2. The mid-course guidance method based on a deep neural network according to claim 1, characterized in that, The state and the corresponding optimal control parameters form a state-optimal control pair, wherein the state serves as the input to the neural network and the corresponding optimal control parameters serve as the output of the neural network.

3. The mid-course guidance method based on a deep neural network according to claim 1, characterized in that, The neural network is a deep feedforward neural network with three hidden layers, each containing 12 neurons. The neurons in each hidden layer are fully connected to the neurons in the previous layer.

4. The mid-course guidance method based on a deep neural network according to claim 1, characterized in that, When training a neural network using a training set, the following steps are performed: Step 1: Normalize and group the training set; Step 2: Input training samples and obtain loss values; Step 3: Backpropagate the loss value to update the neural network parameters; Step 4: Repeat steps 2 and 3 to complete the first generation training of the training samples. Use validation samples and test samples to test the trained neural network. If the loss value reaches the preset value, stop training; otherwise, repeat step 4 to perform the first generation training again.

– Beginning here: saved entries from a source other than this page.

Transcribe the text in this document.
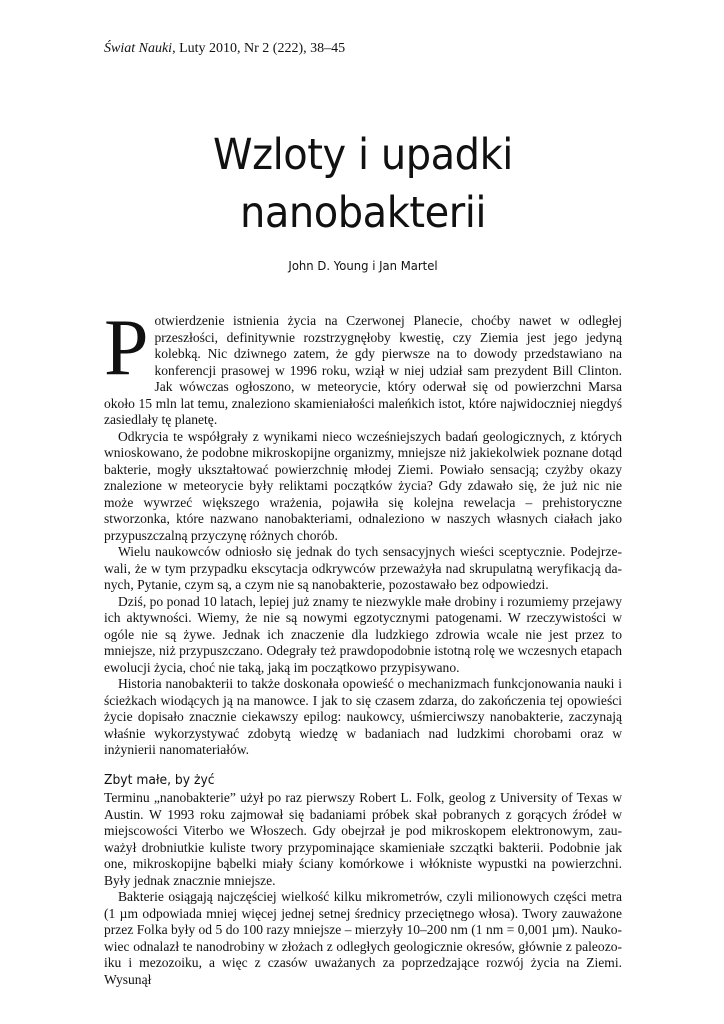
Świat Nauki, Luty 2010, Nr 2 (222), 38–45

Wzloty i upadki
nanobakterii

John D. Young i Jan Martel

Potwierdzenie istnienia życia na Czerwonej Planecie, choćby nawet w odległej przeszłości, definitywnie rozstrzygnęłoby kwestię, czy Ziemia jest jego jedyną kolebką. Nic dziwnego zatem, że gdy pierwsze na to dowody przedstawiano na konferencji prasowej w 1996 roku, wziął w niej udział sam prezydent Bill Clinton. Jak wówczas ogłoszono, w meteorycie, który oderwał się od powierzchni Marsa około 15 mln lat temu, znaleziono skamieniałości maleńkich istot, które najwidoczniej niegdyś zasiedlały tę planetę.

Odkrycia te współgrały z wynikami nieco wcześniejszych badań geologicznych, z których wnioskowano, że podobne mikroskopijne organizmy, mniejsze niż jakiekolwiek poznane dotąd bakterie, mogły ukształtować powierzchnię młodej Ziemi. Powiało sensacją; czyżby okazy znalezione w meteorycie były reliktami początków życia? Gdy zdawało się, że już nic nie może wywrzeć większego wrażenia, pojawiła się kolejna rewelacja – prehistoryczne stworzonka, które nazwano nanobakteriami, odnaleziono w naszych własnych ciałach jako przypuszczalną przyczynę różnych chorób.

Wielu naukowców odniosło się jednak do tych sensacyjnych wieści sceptycznie. Podejrzewali, że w tym przypadku ekscytacja odkrywców przeważyła nad skrupulatną weryfikacją danych, Pytanie, czym są, a czym nie są nanobakterie, pozostawało bez odpowiedzi.

Dziś, po ponad 10 latach, lepiej już znamy te niezwykle małe drobiny i rozumiemy przejawy ich aktywności. Wiemy, że nie są nowymi egzotycznymi patogenami. W rzeczywistości w ogóle nie są żywe. Jednak ich znaczenie dla ludzkiego zdrowia wcale nie jest przez to mniejsze, niż przypuszczano. Odegrały też prawdopodobnie istotną rolę we wczesnych etapach ewolucji życia, choć nie taką, jaką im początkowo przypisywano.

Historia nanobakterii to także doskonała opowieść o mechanizmach funkcjonowania nauki i ścieżkach wiodących ją na manowce. I jak to się czasem zdarza, do zakończenia tej opowieści życie dopisało znacznie ciekawszy epilog: naukowcy, uśmierciwszy nanobakterie, zaczynają właśnie wykorzystywać zdobytą wiedzę w badaniach nad ludzkimi chorobami oraz w inżynierii nanomateriałów.

Zbyt małe, by żyć

Terminu „nanobakterie” użył po raz pierwszy Robert L. Folk, geolog z University of Texas w Austin. W 1993 roku zajmował się badaniami próbek skał pobranych z gorących źródeł w miejscowości Viterbo we Włoszech. Gdy obejrzał je pod mikroskopem elektronowym, zauważył drobniutkie kuliste twory przypominające skamieniałe szczątki bakterii. Podobnie jak one, mikroskopijne bąbelki miały ściany komórkowe i włókniste wypustki na powierzchni. Były jednak znacznie mniejsze.

Bakterie osiągają najczęściej wielkość kilku mikrometrów, czyli milionowych części metra (1 µm odpowiada mniej więcej jednej setnej średnicy przeciętnego włosa). Twory zauważone przez Folka były od 5 do 100 razy mniejsze – mierzyły 10–200 nm (1 nm = 0,001 µm). Naukowiec odnalazł te nanodrobiny w złożach z odległych geologicznie okresów, głównie z paleozoiku i mezozoiku, a więc z czasów uważanych za poprzedzające rozwój życia na Ziemi. Wysunął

5. The mid-course guidance method based on a deep neural network according to claim 4, characterized in that, In step one, the normalization is expressed as: in, Represents the state in the training set Or any element in the optimal control parameters, This represents the minimum value of that type of element. This represents the maximum value of that type of element. This represents the result after normalization.

6. The mid-course guidance method based on a deep neural network according to claim 5, characterized in that, In step three, the update can be expressed as: in, This indicates the parameters before the update. Indicates the updated parameters. For Jacobian matrices, This is the trust region radius, which can be adaptively adjusted, with an initial value of 0.

001. Represents the identity matrix. This represents the error vector.

7. The mid-course guidance method based on a deep neural network according to claim 6, characterized in that, When the loss value during neural network training decreases, the shrinkage occurs. Value; as the loss value during neural network training increases, the expansion value.